"Today, my administration is launching new action against China -- this one against illegal subsidies that encourage companies to ship auto parts manufacturing jobs overseas," Obama said at a campaign stop in Cincinnati, Ohio. "Those subsidies directly harm working men and women on the assembly line in Ohio and Michigan and across the Midwest. It's not right; it's against the rules; and we will not let it stand."
The rollout of the policy -- in the industrial heartland where manufacturing workers blame China for rigging the game against them -- was unmistakably political. Romney, who has run ads in the Midwest pounding Obama on the issue, said the move was "too little, too late." Conservatives give Romney credit for Obama's move, although the Republican nominee's campaign declined to say whether the the move is a step in the right direction or what his approach would be.
"President Obama has spent 43 months failing to confront China's unfair trade practices," Romney said in a statement. "Campaign-season trade cases may sound good on the stump, but it is too little, too late for American businesses and middle-class families. President Obama's credibility on this issue has long since vanished. I will not wait until the last months of my presidency to stand up to China, or do so only when votes are at stake. From Day One, I will pursue a comprehensive strategy to confront China's unfair trade practices and ensure a level playing field where our businesses can compete and win."

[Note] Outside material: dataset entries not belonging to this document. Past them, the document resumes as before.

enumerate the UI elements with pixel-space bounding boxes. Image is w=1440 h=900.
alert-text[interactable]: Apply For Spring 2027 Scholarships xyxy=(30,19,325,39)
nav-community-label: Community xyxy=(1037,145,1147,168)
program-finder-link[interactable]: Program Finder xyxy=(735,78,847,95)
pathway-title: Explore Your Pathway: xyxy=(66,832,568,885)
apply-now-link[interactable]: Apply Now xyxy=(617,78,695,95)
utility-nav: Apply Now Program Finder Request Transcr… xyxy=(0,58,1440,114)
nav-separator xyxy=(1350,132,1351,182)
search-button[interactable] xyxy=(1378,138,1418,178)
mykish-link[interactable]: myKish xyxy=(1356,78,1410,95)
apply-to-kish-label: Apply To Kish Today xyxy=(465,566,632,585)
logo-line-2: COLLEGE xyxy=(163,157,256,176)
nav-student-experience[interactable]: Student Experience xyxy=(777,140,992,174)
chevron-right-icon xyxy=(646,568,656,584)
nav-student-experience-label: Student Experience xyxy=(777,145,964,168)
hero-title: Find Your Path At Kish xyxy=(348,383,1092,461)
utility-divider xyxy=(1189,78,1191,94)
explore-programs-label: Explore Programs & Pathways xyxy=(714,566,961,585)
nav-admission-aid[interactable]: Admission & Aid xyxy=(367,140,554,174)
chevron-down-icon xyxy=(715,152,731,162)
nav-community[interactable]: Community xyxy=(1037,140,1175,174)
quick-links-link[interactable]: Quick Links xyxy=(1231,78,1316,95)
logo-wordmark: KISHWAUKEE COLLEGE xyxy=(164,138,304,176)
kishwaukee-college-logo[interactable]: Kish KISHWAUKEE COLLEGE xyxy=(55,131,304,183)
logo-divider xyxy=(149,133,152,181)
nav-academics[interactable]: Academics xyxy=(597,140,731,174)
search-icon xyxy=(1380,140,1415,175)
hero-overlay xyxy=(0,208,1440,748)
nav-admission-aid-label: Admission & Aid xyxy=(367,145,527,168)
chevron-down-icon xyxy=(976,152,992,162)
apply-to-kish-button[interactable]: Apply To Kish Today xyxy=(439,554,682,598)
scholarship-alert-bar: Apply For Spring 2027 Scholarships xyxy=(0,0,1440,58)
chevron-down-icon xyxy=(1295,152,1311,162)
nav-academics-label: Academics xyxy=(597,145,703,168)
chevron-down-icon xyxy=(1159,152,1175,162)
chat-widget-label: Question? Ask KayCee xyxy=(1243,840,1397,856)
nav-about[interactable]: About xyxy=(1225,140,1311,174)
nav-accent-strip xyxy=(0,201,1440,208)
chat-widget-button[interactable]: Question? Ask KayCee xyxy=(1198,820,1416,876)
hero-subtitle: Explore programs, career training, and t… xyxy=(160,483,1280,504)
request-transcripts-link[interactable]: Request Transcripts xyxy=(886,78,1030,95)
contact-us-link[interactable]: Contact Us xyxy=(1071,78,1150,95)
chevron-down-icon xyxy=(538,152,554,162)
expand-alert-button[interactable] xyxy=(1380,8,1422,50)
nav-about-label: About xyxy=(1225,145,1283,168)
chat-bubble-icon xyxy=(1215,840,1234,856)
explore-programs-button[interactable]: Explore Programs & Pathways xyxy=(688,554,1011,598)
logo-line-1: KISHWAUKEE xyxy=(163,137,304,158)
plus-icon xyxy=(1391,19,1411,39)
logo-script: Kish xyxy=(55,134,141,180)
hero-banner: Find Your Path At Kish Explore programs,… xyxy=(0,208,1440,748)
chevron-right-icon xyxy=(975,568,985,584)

Romney's own opaque platform on China's trade policies make it difficult to know what he would do differently as president.
"I basically view what the president is talking about -- and for that matter Romney's talking about -- as consistent with fair trade," said Jared Bernstein, an economist at the liberal-leaning Center on Budget and Policy Priorities who used to work in the Obama White House. "But I don't know what [Romney's] position is on Chinese subsidies [for auto exports]."
So what does Obama's latest move hold in store for U.S. auto workers?
Very little, if anything, in the near term. But experts say the president's action is the latest in a series of rebukes of China's dodgy trade practices that could have a cumulative impact in helping level the playing field over time.
"There is a pattern here if you look over the past 18 months," said Edward Alden, a trade expert at the Council on Foreign Relations. "There has been a real acceleration of real administrative trade action aimed at China. So I think we are seeing here a pretty determined effort -- probably accelerated by the political scene -- to try to challenge China. ... This is one practice that is clearly prohibited by the WTO."
The episode also reflects the utility of incumbency to fend off political attacks.
"I think it's a mixture of both [politics and policy]," said Alden. "The fact that it was announced when it was and where it was suggests there's an obvious political motivation. But there are real substantive issues here."